Une civilisation ainsi fondée ne peut durer. Les lois éternelles de l’univers le défendent. Les ruines des empires morts attestent et le témoin qui est au fond de chaque âme affirme que cela ne peut pas être. C’est quelque chose de plus grand que la bonté, quelque chose de plus auguste que la charité, c’est la justice elle — même qui nous demande de réparer cette injustice ; la justice dont on ne peut pas nier l’existence ; qu’on ne peut pas mettre de côté ; la justice qui porte l’épée avec les balances. Parerons-nous le coup avec des liturgies et des prières ? Éloignerons-nous les décrets de la loi immuable en élevant des églises quand les enfants affamés se lamentent et que les mères fatiguées pleurent ?

C’est blasphémer que d’attribuer, même avec le langage de la prière, aux décrets inscrutables de la Providence les souffrances et les vices qui viennent de la pauvreté ; que de lever vers le Père de tous des mains jointes et de lui laisser la responsabilité de la misère et des crimes de nos grandes cités. Nous dégradons l’Éternel. Nous médisons du Juste.

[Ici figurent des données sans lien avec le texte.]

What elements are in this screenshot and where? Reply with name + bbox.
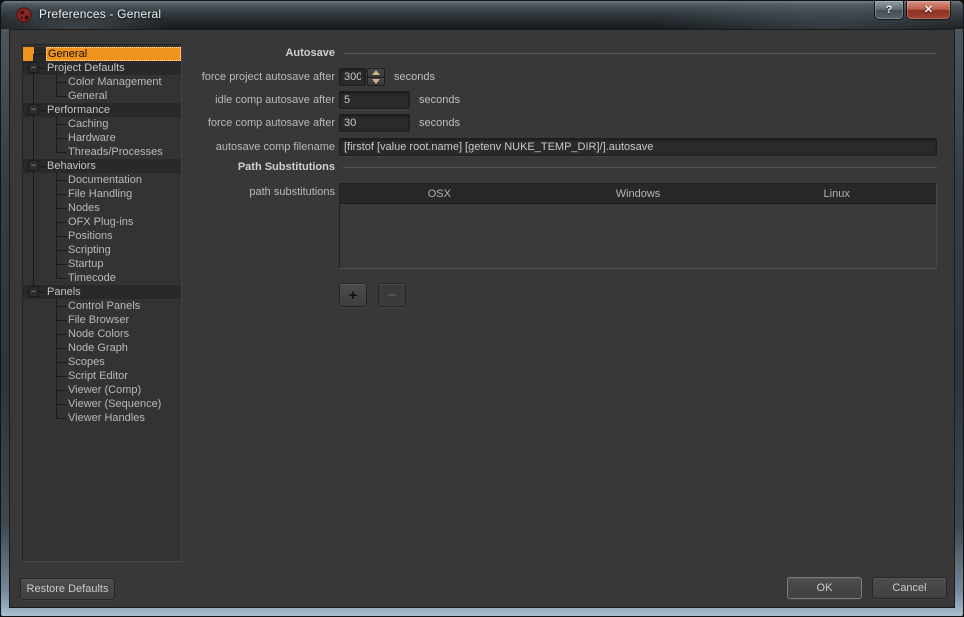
sidebar-item-nodes[interactable]: Nodes (23, 201, 181, 215)
sidebar-item-panels[interactable]: Panels (23, 285, 181, 299)
tree-connector-line (56, 222, 67, 223)
sidebar-item-script-editor[interactable]: Script Editor (23, 369, 181, 383)
tree-connector-line (56, 320, 67, 321)
sidebar-item-viewer-sequence[interactable]: Viewer (Sequence) (23, 397, 181, 411)
sidebar-item-label: Script Editor (68, 370, 128, 382)
sidebar-item-label: Panels (47, 286, 81, 298)
sidebar-item-label: Scopes (68, 356, 105, 368)
sidebar-item-label: Scripting (68, 244, 111, 256)
tree-connector-line (56, 390, 67, 391)
remove-path-substitution-button[interactable]: − (378, 283, 406, 307)
sidebar-item-viewer-comp[interactable]: Viewer (Comp) (23, 383, 181, 397)
caption-buttons: ? ✕ (874, 1, 951, 20)
force-project-autosave-after-label: force project autosave after (10, 71, 335, 83)
sidebar-item-label: Node Graph (68, 342, 128, 354)
tree-connector-line (56, 418, 67, 419)
window-title: Preferences - General (39, 7, 161, 21)
tree-connector-line (33, 54, 34, 292)
sidebar-item-node-graph[interactable]: Node Graph (23, 341, 181, 355)
cancel-button[interactable]: Cancel (872, 577, 947, 599)
seconds-suffix-label: seconds (419, 94, 460, 106)
autosave-section-divider (343, 53, 937, 54)
collapse-expander-icon[interactable]: − (28, 286, 39, 297)
sidebar-item-label: Documentation (68, 174, 142, 186)
seconds-suffix-label: seconds (419, 117, 460, 129)
autosave-filename-label: autosave comp filename (10, 141, 335, 153)
tree-connector-line (56, 334, 67, 335)
close-icon: ✕ (924, 5, 933, 16)
autosave-filename-input[interactable] (339, 138, 937, 156)
idle-comp-autosave-after-label: idle comp autosave after (10, 94, 335, 106)
sidebar-item-control-panels[interactable]: Control Panels (23, 299, 181, 313)
sidebar-item-label: Node Colors (68, 328, 129, 340)
preferences-window: Preferences - General ? ✕ GeneralProject… (0, 0, 964, 617)
idle-comp-autosave-after-input[interactable] (339, 91, 410, 109)
restore-defaults-button[interactable]: Restore Defaults (20, 578, 115, 600)
autosave-section-header: Autosave (10, 47, 335, 59)
tree-connector-line (56, 376, 67, 377)
sidebar-item-label: Positions (68, 230, 113, 242)
sidebar-item-scopes[interactable]: Scopes (23, 355, 181, 369)
force-project-autosave-after-spinner (367, 68, 385, 86)
sidebar-item-positions[interactable]: Positions (23, 229, 181, 243)
spinner-up-icon[interactable] (367, 68, 385, 77)
column-header-osx[interactable]: OSX (340, 184, 539, 203)
sidebar-item-label: Control Panels (68, 300, 140, 312)
sidebar-item-documentation[interactable]: Documentation (23, 173, 181, 187)
sidebar-item-file-browser[interactable]: File Browser (23, 313, 181, 327)
sidebar-item-viewer-handles[interactable]: Viewer Handles (23, 411, 181, 425)
sidebar-item-label: File Browser (68, 314, 129, 326)
force-comp-autosave-after-input[interactable] (339, 114, 410, 132)
help-icon: ? (886, 5, 893, 16)
sidebar-item-ofx-plug-ins[interactable]: OFX Plug-ins (23, 215, 181, 229)
force-comp-autosave-after-label: force comp autosave after (10, 117, 335, 129)
sidebar-item-label: OFX Plug-ins (68, 216, 133, 228)
column-header-windows[interactable]: Windows (539, 184, 738, 203)
tree-connector-line (56, 306, 67, 307)
tree-connector-line (56, 298, 57, 418)
tree-connector-line (56, 278, 67, 279)
help-button[interactable]: ? (874, 1, 904, 20)
titlebar[interactable]: Preferences - General ? ✕ (1, 1, 963, 29)
tree-connector-line (56, 208, 67, 209)
sidebar-item-node-colors[interactable]: Node Colors (23, 327, 181, 341)
path-substitutions-section-header: Path Substitutions (10, 161, 335, 173)
tree-connector-line (56, 180, 67, 181)
sidebar-item-label: Timecode (68, 272, 116, 284)
seconds-suffix-label: seconds (394, 71, 435, 83)
close-button[interactable]: ✕ (906, 1, 951, 20)
dialog-body: GeneralProject DefaultsColor ManagementG… (9, 29, 955, 608)
ok-button[interactable]: OK (787, 577, 862, 599)
tree-connector-line (56, 264, 67, 265)
path-substitutions-table-header: OSX Windows Linux (340, 184, 936, 204)
tree-connector-line (56, 236, 67, 237)
nuke-app-icon (16, 7, 32, 23)
sidebar-item-label: Nodes (68, 202, 100, 214)
path-substitutions-section-divider (343, 167, 937, 168)
spinner-down-icon[interactable] (367, 77, 385, 87)
tree-connector-line (56, 138, 67, 139)
force-project-autosave-after-input[interactable] (339, 68, 366, 86)
add-path-substitution-button[interactable]: + (339, 283, 367, 307)
path-substitutions-table[interactable]: OSX Windows Linux (339, 183, 937, 269)
tree-connector-line (56, 404, 67, 405)
sidebar-item-scripting[interactable]: Scripting (23, 243, 181, 257)
sidebar-item-label: Viewer (Comp) (68, 384, 141, 396)
sidebar-item-timecode[interactable]: Timecode (23, 271, 181, 285)
tree-connector-line (56, 348, 67, 349)
sidebar-item-label: Viewer (Sequence) (68, 398, 161, 410)
column-header-linux[interactable]: Linux (737, 184, 936, 203)
sidebar-item-label: Viewer Handles (68, 412, 145, 424)
sidebar-item-startup[interactable]: Startup (23, 257, 181, 271)
path-substitutions-label: path substitutions (10, 186, 335, 198)
sidebar-item-label: Startup (68, 258, 103, 270)
path-substitutions-table-body[interactable] (340, 204, 936, 268)
tree-connector-line (56, 250, 67, 251)
tree-connector-line (56, 362, 67, 363)
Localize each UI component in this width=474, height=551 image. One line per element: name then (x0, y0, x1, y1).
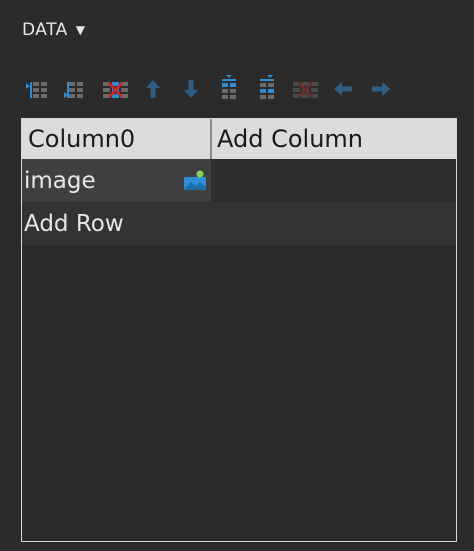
data-panel-toggle[interactable]: DATA ▼ (22, 20, 86, 40)
insert-column-after-button[interactable] (62, 74, 92, 104)
move-right-button[interactable] (366, 74, 396, 104)
column-header-column0[interactable]: Column0 (22, 119, 212, 159)
arrow-right-icon (372, 82, 390, 96)
move-up-button[interactable] (138, 74, 168, 104)
add-row-label: Add Row (24, 210, 124, 237)
add-row-button[interactable]: Add Row (22, 202, 456, 245)
grid-toolbar (24, 74, 404, 104)
grid-cell-empty[interactable] (211, 159, 456, 202)
insert-column-before-button[interactable] (24, 74, 54, 104)
data-grid: Column0 Add Column image Add Row (21, 118, 457, 542)
insert-column-before-icon (26, 82, 47, 98)
delete-row-button[interactable] (290, 74, 320, 104)
move-down-button[interactable] (176, 74, 206, 104)
cell-text: image (24, 167, 96, 194)
insert-row-above-button[interactable] (214, 74, 244, 104)
insert-column-after-icon (64, 82, 83, 98)
move-left-button[interactable] (328, 74, 358, 104)
delete-row-icon (293, 81, 318, 99)
arrow-left-icon (334, 82, 352, 96)
grid-header-row: Column0 Add Column (22, 119, 456, 159)
arrow-up-icon (146, 80, 160, 98)
delete-column-icon (103, 81, 128, 99)
image-icon[interactable] (183, 169, 207, 191)
add-column-button[interactable]: Add Column (212, 119, 456, 159)
table-row: image (22, 159, 456, 202)
caret-down-icon: ▼ (75, 23, 86, 37)
arrow-down-icon (184, 80, 198, 98)
panel-title: DATA (22, 20, 68, 40)
insert-row-below-icon (260, 75, 274, 99)
insert-row-above-icon (222, 75, 236, 99)
delete-column-button[interactable] (100, 74, 130, 104)
insert-row-below-button[interactable] (252, 74, 282, 104)
grid-cell-image[interactable]: image (22, 159, 211, 202)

Un homme miséricordieux aurait mieux ordonné le monde ; un homme juste écraserait du pied une fourmillère aussi venimeuse ! Ce n’est pas le Tout-Puissant, mais nous qui sommes responsables des vices et de la misère qui fermentent au milieu de notre civilisation. Le Créateur a fait pleuvoir ses dons sur nous, plus qu’il n’en fallait pour chacun. Mais, comme le font les porcs en cherchant leur nourriture, nous les avons foulés aux pieds dans la boue, pendant que nous nous déchirions les uns les autres !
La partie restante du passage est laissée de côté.